It was from that moment that the Japanese government began to insist more and more on the investments of Japanese companies in Africa. "Since the accession of Shinzo Abe to the post of Prime Minister [in 2012, editor's note], Japan has become very strong in talking about public-private cooperation to encourage companies to invest in Africa," notes Kweku Ampiah.
A proactive speech that made some say that Japan was trying to shadow China in Africa, emphasizes Daisuke Akimoto, a political scientist at Meiji University in Tokyo, in an op-ed published by The Diplomat website. After all, Japan adopted the three-year pace for its summit "at the request of African countries who said that this is how China was doing," notes Kweku Ampiah in an op-ed published by the South African Daily Maverick newspaper. Tokyo has also agreed to hold its summit in African countries... just like China did. Until 2016, these conferences to promote development in Africa were systematically held in the Japanese capital.

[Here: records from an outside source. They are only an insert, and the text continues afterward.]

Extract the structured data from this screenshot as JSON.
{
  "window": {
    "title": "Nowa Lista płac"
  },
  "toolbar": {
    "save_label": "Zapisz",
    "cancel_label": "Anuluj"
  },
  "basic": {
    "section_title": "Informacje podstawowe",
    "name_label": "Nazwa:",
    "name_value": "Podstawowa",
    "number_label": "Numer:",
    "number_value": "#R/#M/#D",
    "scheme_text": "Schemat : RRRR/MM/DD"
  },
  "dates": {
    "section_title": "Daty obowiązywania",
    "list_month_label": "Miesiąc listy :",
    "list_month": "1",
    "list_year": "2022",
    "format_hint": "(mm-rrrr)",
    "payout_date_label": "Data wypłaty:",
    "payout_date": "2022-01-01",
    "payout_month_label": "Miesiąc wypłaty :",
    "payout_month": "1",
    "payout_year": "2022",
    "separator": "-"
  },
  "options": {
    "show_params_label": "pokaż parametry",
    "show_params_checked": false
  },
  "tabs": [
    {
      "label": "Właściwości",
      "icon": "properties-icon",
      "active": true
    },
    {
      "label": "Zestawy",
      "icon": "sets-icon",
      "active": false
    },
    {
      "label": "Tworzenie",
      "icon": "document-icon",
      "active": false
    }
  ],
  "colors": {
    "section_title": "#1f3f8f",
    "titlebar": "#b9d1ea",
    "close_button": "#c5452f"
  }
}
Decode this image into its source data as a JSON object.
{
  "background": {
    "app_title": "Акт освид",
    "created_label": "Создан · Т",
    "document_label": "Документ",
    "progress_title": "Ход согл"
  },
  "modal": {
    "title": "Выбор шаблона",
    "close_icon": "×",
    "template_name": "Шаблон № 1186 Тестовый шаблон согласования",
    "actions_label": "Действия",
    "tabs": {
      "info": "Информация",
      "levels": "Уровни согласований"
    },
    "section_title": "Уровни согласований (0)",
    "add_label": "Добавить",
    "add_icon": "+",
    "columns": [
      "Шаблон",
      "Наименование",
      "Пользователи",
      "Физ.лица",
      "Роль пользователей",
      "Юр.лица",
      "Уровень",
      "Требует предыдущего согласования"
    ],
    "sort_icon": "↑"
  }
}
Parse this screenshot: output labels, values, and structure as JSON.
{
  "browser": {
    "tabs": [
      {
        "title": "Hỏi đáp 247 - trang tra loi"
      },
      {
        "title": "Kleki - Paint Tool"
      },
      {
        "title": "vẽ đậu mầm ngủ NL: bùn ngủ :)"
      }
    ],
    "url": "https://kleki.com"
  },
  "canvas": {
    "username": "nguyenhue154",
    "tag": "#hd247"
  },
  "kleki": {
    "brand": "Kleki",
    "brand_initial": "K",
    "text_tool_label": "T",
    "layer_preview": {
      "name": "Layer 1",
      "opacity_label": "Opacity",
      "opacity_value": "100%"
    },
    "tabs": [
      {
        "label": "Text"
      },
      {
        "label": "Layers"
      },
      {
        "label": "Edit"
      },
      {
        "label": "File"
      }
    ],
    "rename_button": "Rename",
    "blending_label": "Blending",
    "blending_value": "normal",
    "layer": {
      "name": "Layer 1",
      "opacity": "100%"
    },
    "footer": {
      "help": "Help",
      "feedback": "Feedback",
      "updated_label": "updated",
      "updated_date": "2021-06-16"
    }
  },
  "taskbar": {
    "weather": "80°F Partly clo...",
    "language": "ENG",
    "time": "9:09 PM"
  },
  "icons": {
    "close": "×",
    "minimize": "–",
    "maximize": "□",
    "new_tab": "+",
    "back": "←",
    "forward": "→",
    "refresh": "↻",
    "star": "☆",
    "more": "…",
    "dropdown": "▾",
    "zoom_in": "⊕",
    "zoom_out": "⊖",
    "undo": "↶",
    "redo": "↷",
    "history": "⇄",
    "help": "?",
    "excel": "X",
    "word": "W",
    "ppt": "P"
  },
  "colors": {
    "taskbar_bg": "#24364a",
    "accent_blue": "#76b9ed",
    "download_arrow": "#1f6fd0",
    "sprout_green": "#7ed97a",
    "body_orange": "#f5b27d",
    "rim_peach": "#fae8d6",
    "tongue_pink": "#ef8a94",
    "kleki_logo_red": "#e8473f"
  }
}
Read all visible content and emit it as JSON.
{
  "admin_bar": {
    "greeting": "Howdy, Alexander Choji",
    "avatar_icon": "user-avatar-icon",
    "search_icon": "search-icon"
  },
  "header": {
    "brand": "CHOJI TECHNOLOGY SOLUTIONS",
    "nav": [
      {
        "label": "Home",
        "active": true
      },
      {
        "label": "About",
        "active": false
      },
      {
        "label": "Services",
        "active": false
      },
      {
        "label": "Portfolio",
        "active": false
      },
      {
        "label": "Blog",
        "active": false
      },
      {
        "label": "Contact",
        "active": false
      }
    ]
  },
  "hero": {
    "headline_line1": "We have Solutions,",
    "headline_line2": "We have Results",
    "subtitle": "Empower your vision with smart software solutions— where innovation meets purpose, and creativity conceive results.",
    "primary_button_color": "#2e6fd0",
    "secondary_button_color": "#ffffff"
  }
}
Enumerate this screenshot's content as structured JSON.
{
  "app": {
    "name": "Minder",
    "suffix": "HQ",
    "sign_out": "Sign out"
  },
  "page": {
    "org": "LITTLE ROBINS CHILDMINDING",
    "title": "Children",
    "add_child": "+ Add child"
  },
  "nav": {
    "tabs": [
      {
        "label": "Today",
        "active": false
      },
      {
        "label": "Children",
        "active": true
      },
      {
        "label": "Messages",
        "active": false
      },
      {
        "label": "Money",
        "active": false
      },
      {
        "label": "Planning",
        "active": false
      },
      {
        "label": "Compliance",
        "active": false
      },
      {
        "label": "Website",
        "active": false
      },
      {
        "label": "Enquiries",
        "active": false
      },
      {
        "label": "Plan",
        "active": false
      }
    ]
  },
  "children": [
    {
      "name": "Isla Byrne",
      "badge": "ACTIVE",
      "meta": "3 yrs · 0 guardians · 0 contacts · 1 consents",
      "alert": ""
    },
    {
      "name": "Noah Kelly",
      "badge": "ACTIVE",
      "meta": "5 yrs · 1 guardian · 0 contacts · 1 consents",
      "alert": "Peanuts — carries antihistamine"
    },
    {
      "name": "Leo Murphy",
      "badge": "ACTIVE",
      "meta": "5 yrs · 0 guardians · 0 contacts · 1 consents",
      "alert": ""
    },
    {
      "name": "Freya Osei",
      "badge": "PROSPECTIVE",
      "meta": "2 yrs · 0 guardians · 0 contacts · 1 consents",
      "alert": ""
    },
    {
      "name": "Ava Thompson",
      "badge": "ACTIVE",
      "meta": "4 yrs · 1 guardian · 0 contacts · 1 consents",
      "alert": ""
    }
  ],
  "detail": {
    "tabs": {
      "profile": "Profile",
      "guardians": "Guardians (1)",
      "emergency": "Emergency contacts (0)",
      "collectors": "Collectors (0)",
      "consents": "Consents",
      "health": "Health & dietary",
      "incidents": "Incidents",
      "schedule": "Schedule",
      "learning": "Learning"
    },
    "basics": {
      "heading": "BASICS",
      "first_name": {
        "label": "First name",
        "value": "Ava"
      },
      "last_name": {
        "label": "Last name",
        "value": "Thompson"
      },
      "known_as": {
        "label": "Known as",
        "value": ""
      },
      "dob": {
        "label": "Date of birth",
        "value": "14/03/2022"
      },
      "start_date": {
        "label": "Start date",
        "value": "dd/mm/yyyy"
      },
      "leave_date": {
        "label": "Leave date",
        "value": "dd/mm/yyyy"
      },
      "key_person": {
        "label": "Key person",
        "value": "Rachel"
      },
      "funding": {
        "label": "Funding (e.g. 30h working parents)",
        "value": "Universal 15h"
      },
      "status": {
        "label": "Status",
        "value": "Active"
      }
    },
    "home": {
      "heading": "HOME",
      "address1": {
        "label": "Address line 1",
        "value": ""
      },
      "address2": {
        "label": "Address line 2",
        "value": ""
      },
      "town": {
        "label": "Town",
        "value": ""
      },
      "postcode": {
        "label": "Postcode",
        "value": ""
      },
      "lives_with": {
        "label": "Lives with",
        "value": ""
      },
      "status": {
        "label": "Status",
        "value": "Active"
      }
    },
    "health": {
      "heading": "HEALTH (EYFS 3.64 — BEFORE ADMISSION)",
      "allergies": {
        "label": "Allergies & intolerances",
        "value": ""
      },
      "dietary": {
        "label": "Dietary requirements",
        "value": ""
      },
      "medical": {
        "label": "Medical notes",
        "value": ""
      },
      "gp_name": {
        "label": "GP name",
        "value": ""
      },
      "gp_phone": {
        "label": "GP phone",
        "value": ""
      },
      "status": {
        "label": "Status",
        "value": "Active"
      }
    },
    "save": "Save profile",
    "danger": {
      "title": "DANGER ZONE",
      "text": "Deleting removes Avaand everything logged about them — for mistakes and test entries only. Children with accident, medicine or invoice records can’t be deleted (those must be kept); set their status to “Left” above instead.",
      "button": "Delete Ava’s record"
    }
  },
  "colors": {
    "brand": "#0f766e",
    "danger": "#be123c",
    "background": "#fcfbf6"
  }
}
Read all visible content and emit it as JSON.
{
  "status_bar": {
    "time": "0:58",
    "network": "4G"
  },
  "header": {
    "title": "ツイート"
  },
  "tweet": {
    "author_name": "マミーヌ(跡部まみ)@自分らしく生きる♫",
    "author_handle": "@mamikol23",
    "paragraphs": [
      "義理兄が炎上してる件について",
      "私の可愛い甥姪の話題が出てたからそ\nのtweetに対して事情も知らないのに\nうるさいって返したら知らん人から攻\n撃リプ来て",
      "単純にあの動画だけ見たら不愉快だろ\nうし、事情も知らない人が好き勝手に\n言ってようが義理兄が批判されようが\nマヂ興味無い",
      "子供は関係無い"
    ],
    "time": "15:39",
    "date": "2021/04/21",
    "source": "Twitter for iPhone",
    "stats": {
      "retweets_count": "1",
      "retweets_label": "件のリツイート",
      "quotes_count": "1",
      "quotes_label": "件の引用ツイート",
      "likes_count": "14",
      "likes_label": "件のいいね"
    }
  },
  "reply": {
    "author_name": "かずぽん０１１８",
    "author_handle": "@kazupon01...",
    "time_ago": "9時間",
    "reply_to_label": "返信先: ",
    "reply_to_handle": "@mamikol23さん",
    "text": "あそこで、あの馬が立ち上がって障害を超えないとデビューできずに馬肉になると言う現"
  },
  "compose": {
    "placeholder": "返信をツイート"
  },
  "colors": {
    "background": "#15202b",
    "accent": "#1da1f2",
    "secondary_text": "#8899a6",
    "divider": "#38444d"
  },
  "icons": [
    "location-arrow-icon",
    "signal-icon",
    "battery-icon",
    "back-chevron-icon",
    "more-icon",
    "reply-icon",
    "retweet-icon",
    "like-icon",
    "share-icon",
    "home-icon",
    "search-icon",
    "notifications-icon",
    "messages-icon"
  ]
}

However, the idea that Africa is the new terrain for a battle of influence between Japan and China seems to Kweku Ampiah little credible. "No Japanese politician believes in it. Japan has absolutely no means to compete with China," he summarizes.
There are only a little more than 500 Japanese companies present in Africa and 70% of investments are focused on South Africa. Nothing to do with the approximately 2,500 Chinese companies located all over the African continent.
In fact, there again seems to be a discrepancy between the Japanese announcements and reality. "Some of the African interlocutors think that the Japanese talk a lot but act little," notes Kweku Ampiah. In other words, promises of billions of dollars in investment do not always come true.
That is why this specialist is cautious about the announcements of the eighth Ticad. "Let's wait and see how these promises translate into reality," he concludes. Perhaps this is a real turning point in the Japanese approach to Africa, or it will be a new missed appointment. The last one? In the influential Japanese business daily Nihon Keizai Shinbun, a columnist wrote in June 2022 that some close to the government wanted to draw a definitive line on Ticads.